Your adolescent may lash out at you in anger when you ask where he has spent the last two hours as he struggles to develop independence. Pause and take a breath before you respond back in anger.
Your teen may not actually be angry with you for asking, he is rather trying to say he is struggling with the conflict between his need for independence and your need to help him stay safe.
Adolescents’ brains are still developing, so they need parental input, insight, and oversight throughout their teen years. For additional information see our newsletter on Connected Parenting and the article The Teenage Brain: Under Construction.
This week, think of one way you can be a sensitive parent.

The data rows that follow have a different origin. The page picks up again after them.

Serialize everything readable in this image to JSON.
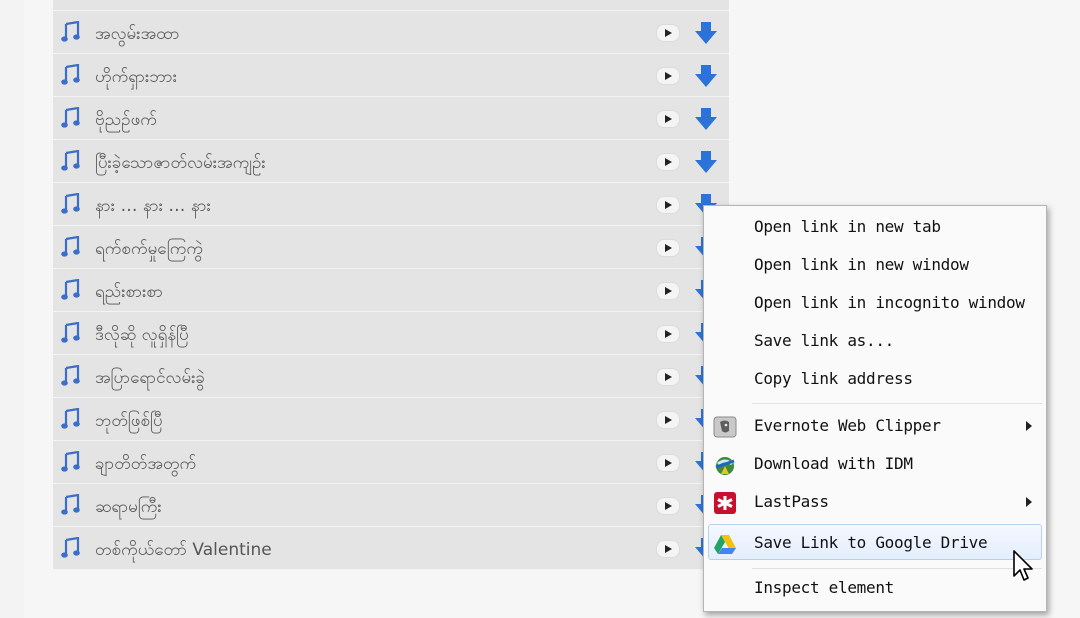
{
  "songs": [
    {
      "title": ""
    },
    {
      "title": "အလွမ်းအထာ"
    },
    {
      "title": "ဟိုက်ရှားဘား"
    },
    {
      "title": "ဗိုညဥ်ဖက်"
    },
    {
      "title": "ပြီးခဲ့သောဇာတ်လမ်းအကျဥ်း"
    },
    {
      "title": "နား … နား … နား"
    },
    {
      "title": "ရက်စက်မှုကြေကွဲ"
    },
    {
      "title": "ရည်းစားစာ"
    },
    {
      "title": "ဒီလိုဆို လူရှိန်ပြီ"
    },
    {
      "title": "အပြာရောင်လမ်းခွဲ"
    },
    {
      "title": "ဘုတ်ဖြစ်ပြီ"
    },
    {
      "title": "ချာတိတ်အတွက်"
    },
    {
      "title": "ဆရာမကြီး"
    },
    {
      "title": "တစ်ကိုယ်တော် Valentine"
    }
  ],
  "context_menu": {
    "items": [
      {
        "label": "Open link in new tab"
      },
      {
        "label": "Open link in new window"
      },
      {
        "label": "Open link in incognito window"
      },
      {
        "label": "Save link as..."
      },
      {
        "label": "Copy link address"
      },
      {
        "label": "Evernote Web Clipper",
        "icon": "evernote-icon",
        "submenu": true
      },
      {
        "label": "Download with IDM",
        "icon": "idm-icon"
      },
      {
        "label": "LastPass",
        "icon": "lastpass-icon",
        "submenu": true
      },
      {
        "label": "Save Link to Google Drive",
        "icon": "google-drive-icon",
        "highlighted": true
      },
      {
        "label": "Inspect element"
      }
    ]
  },
  "colors": {
    "note_icon": "#3a6ec8",
    "download_icon": "#2b73d9",
    "highlight": "#e4eefc"
  }
}
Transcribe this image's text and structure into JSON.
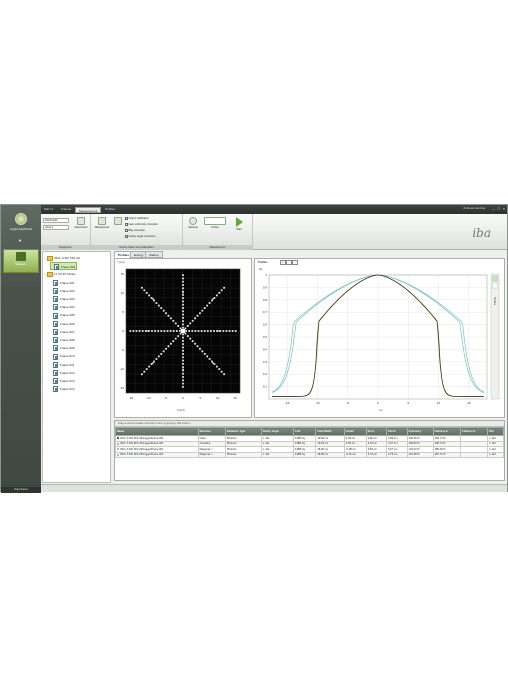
{
  "app": {
    "name": "myQA FastTrack",
    "brand": "iba",
    "user": "Andreas Henning",
    "footer": "Data Status"
  },
  "sidebar": {
    "measure_label": "Measure"
  },
  "topbar": {
    "menu": "Main ▾",
    "tabs": [
      "Frames",
      "Measurement",
      "Profiles"
    ],
    "active_tab": "Measurement"
  },
  "ribbon": {
    "equipment": {
      "label": "Equipment",
      "device_combo": "StarTrack2",
      "detector_combo": "Array 1",
      "disconnect": "Disconnect"
    },
    "status": {
      "label": "Device Status and Calibration",
      "background": "Background",
      "options": [
        "Output calibration",
        "Gain uniformity correction",
        "Bkg correction",
        "Gantry angle correction"
      ]
    },
    "measurement": {
      "label": "Measurement",
      "settings": "Settings",
      "mode": "Online",
      "start": "Start"
    }
  },
  "tree": {
    "nodes": [
      {
        "label": "OFG: 6 MV FFF 20",
        "level": 0,
        "type": "folder"
      },
      {
        "label": "Frame 001",
        "level": 1,
        "type": "doc",
        "selected": true
      },
      {
        "label": "17.10.XX Online",
        "level": 0,
        "type": "folder"
      },
      {
        "label": "Frame 001",
        "level": 1,
        "type": "doc"
      },
      {
        "label": "Frame 002",
        "level": 1,
        "type": "doc"
      },
      {
        "label": "Frame 003",
        "level": 1,
        "type": "doc"
      },
      {
        "label": "Frame 004",
        "level": 1,
        "type": "doc"
      },
      {
        "label": "Frame 005",
        "level": 1,
        "type": "doc"
      },
      {
        "label": "Frame 006",
        "level": 1,
        "type": "doc"
      },
      {
        "label": "Frame 007",
        "level": 1,
        "type": "doc"
      },
      {
        "label": "Frame 008",
        "level": 1,
        "type": "doc"
      },
      {
        "label": "Frame 009",
        "level": 1,
        "type": "doc"
      },
      {
        "label": "Frame 010",
        "level": 1,
        "type": "doc"
      },
      {
        "label": "Frame 011",
        "level": 1,
        "type": "doc"
      },
      {
        "label": "Frame 012",
        "level": 1,
        "type": "doc"
      },
      {
        "label": "Frame 013",
        "level": 1,
        "type": "doc"
      },
      {
        "label": "Frame 014",
        "level": 1,
        "type": "doc"
      }
    ]
  },
  "views": {
    "tabs": [
      "Profiles",
      "Energy",
      "Startup"
    ],
    "active": "Profiles"
  },
  "left_plot": {
    "y_label": "Y [cm]",
    "x_label": "X [cm]",
    "ticks": [
      "-15",
      "-10",
      "-5",
      "0",
      "5",
      "10",
      "15"
    ]
  },
  "profiles": {
    "title": "Profiles",
    "ylabel": "Dp",
    "xlabel": "cm",
    "side_label": "Profiles",
    "y_ticks": [
      "1",
      "0.9",
      "0.8",
      "0.7",
      "0.6",
      "0.5",
      "0.4",
      "0.3",
      "0.2",
      "0.1"
    ],
    "x_ticks": [
      "-15",
      "-10",
      "-5",
      "0",
      "5",
      "10",
      "15"
    ],
    "colors": {
      "inline": "#2a2a2a",
      "crossline": "#c8a022",
      "diagonal_a": "#74c6a8",
      "diagonal_b": "#7bbfd8"
    }
  },
  "table": {
    "hint": "Drag a column header and drop it here to group by that column",
    "columns": [
      "Name",
      "Direction",
      "Radiation Type",
      "Gantry Angle",
      "CAX",
      "Field Width",
      "Center",
      "Pen L",
      "Pen R",
      "Symmetry",
      "Flatness IL",
      "Flatness X",
      "Flat"
    ],
    "rows": [
      {
        "dot": "#222222",
        "cells": [
          "OFG: 6 MV FFF 20\\Loggo\\Frame 001",
          "Inline",
          "Photons",
          "n. def.",
          "0.986 Gy",
          "19.84 cm",
          "0.03 cm",
          "2.86 cm",
          "2.83 cm",
          "100.66 %",
          "109.74 %",
          "",
          "n. def"
        ]
      },
      {
        "dot": "#c8a022",
        "cells": [
          "OFG: 6 MV FFF 20\\Loggo\\Frame 001",
          "Crossline",
          "Photons",
          "n. def.",
          "0.986 Gy",
          "19.64 cm",
          "0.05 cm",
          "3.24 cm",
          "3.37 cm",
          "100.83 %",
          "108.74 %",
          "",
          "n. def"
        ]
      },
      {
        "dot": "#74c6a8",
        "cells": [
          "OFG: 6 MV FFF 20\\Loggo\\Frame 001",
          "Diagonal ->",
          "Photons",
          "n. def.",
          "0.986 Gy",
          "28.06 cm",
          "-0.08 cm",
          "6.83 cm",
          "6.67 cm",
          "101.63 %",
          "185.29 %",
          "",
          "n. def"
        ]
      },
      {
        "dot": "#7bbfd8",
        "cells": [
          "OFG: 6 MV FFF 20\\Loggo\\Frame 001",
          "Diagonal <-",
          "Photons",
          "n. def.",
          "0.986 Gy",
          "28.06 cm",
          "-0.01 cm",
          "6.74 cm",
          "6.79 cm",
          "101.48 %",
          "187.74 %",
          "",
          "n. def"
        ]
      }
    ]
  }
}
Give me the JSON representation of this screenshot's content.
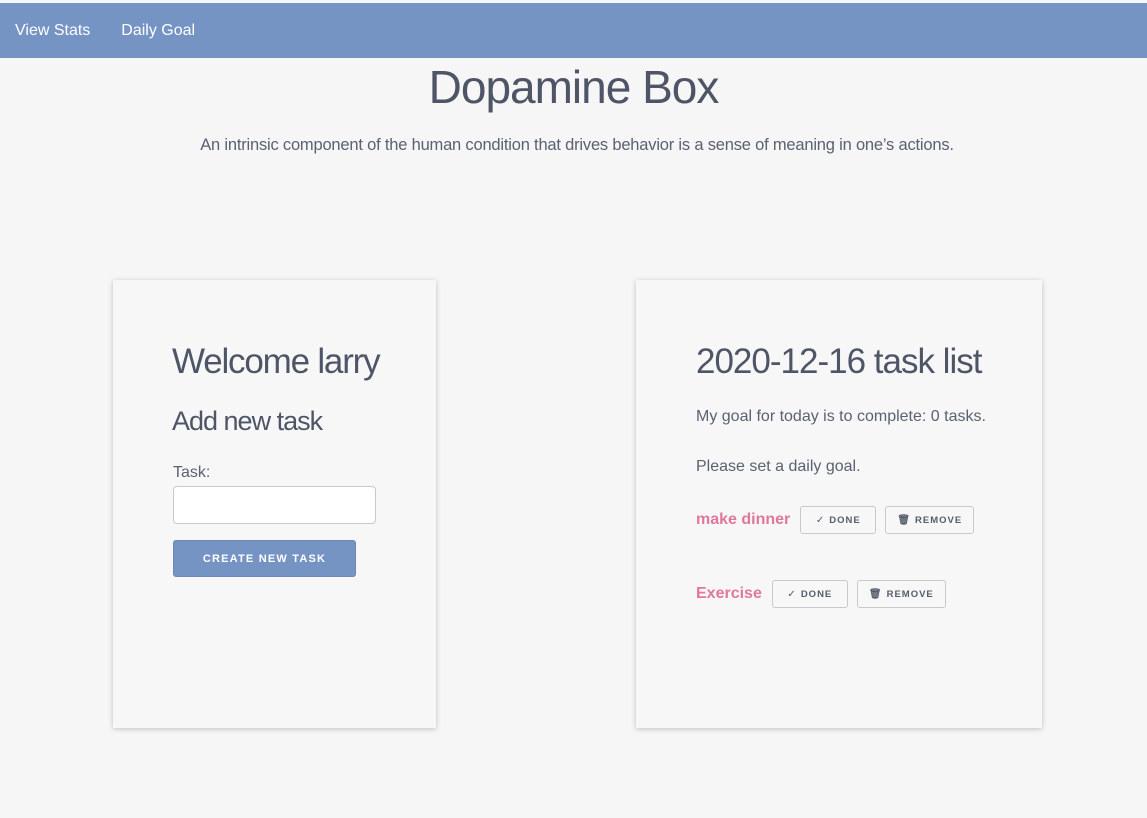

You may need to actually schedule a time to connect.
- Schedule a date
- Spend time sitting quietly next to her as she does homework
- Volunteer to be the driver on school activities
- Go camping
- Attend an activity with your teen – watch a sport practice or game, sit in on a musical rehearsal or performance
- Schedule one evening a week for family night or as a time without any technology
- Work on a home project together
- Volunteer for a charity together
Be creative in discovering ways to stay connected – and remember to LISTEN more than TALK.